The Good, The Bad, and The Ugly About Contract Sales!

This is your opportunity to learn how a typical real estate investing in underserved communities does social good, by generating multiple revenue streams for investors. TruPodcast series host and investor Ryan DeMent candidly shares his personal experiences and current industry insight that you won't find elsewhere. Let's get right to it. Ryan DeMent here from TruVest.

Hope you're having a great day. Today's topic owner financing contracts. I have to say I'm fired up because I get anywhere between five to 10 calls a week on contracts and guess what? They're worthless. And the reason why is because they're not recorded. They don't give you any type of home ownership.
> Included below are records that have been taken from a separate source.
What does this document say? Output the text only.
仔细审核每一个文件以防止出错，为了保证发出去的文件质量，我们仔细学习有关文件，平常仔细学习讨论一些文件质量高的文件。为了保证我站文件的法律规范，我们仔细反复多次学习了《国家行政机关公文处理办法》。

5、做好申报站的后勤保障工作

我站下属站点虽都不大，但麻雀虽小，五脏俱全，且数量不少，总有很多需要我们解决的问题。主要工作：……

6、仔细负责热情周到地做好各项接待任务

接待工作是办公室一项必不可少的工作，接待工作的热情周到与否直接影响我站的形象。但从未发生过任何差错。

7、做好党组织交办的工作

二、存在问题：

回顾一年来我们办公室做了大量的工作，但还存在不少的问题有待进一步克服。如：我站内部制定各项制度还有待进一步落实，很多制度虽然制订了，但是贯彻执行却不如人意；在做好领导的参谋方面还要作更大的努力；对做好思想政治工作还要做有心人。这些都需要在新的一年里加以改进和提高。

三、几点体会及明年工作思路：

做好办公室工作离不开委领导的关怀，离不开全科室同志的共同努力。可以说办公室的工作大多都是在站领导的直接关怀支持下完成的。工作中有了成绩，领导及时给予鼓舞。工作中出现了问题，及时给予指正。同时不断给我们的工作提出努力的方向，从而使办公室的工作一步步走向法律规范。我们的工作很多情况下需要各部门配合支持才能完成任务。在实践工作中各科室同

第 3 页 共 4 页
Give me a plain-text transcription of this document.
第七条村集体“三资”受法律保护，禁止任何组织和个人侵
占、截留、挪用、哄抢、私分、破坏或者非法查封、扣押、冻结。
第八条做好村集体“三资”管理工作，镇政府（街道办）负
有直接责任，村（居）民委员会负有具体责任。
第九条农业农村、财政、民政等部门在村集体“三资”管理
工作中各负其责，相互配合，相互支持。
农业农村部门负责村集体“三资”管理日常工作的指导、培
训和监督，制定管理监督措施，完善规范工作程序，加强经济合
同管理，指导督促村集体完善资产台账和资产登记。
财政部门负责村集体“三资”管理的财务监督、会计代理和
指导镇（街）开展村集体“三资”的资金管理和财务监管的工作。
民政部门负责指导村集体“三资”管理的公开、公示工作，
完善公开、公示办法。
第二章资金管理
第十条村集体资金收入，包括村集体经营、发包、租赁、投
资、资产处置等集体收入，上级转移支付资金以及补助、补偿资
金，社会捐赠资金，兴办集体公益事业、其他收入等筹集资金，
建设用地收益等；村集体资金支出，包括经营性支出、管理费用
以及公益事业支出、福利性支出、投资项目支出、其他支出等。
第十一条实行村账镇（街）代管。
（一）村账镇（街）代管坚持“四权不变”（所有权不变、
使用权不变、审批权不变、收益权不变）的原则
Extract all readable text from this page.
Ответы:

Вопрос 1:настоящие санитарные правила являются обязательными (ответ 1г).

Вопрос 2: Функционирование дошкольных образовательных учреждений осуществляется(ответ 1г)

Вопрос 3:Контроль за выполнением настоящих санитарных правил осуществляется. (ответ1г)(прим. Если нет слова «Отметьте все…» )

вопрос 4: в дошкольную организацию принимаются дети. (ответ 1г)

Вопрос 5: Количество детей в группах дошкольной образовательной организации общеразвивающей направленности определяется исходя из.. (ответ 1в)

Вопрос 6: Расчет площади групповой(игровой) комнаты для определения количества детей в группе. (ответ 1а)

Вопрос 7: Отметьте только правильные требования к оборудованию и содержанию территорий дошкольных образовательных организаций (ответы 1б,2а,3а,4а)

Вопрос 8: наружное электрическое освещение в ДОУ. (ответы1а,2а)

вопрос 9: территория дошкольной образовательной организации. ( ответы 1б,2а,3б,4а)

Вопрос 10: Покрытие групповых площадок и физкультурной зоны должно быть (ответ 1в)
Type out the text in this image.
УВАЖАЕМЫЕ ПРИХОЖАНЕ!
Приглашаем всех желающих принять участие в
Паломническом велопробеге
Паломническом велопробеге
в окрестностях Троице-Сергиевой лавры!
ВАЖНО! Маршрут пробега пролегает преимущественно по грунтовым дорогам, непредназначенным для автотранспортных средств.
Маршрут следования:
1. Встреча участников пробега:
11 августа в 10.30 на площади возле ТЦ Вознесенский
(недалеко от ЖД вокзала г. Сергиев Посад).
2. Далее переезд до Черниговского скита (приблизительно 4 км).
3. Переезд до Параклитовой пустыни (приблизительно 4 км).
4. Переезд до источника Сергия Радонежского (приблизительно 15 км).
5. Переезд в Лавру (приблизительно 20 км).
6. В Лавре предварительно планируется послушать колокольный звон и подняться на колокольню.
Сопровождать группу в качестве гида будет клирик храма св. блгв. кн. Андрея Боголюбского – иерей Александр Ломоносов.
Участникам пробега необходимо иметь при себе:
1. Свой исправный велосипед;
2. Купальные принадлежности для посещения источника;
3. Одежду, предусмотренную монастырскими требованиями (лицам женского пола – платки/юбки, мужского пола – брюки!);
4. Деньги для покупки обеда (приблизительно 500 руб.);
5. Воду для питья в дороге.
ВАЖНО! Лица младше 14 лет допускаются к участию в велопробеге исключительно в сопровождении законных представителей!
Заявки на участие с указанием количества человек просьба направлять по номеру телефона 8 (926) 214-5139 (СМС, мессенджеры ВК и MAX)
If that contract that's put in writing and it's not recorded with your county assessors office and you become the actual owner of the property, you're getting no benefits. And the other piece of it is probably 90% of the contracts that are recorded or put together don't even get reported to your credit.

So that balloon came that you have 12 to 24 months down the road. Guess what? You have to go get a real mortgage from a bank that potentially is not going to actually finance you because your credit is not good. So why do you want to do a contract? Good question. I don't have an answer, but I can tell you this. If a contract is done right, it should benefit you. It should one list you as the owner. Two, it should be serviced by a mortgage entity to where you send your payments to three, it's reported to the credit bureaus. So you get positive and negative tradelines for your payment history and the fourth, you should be able to write off the mortgage interest on that property when you're making those payments annually.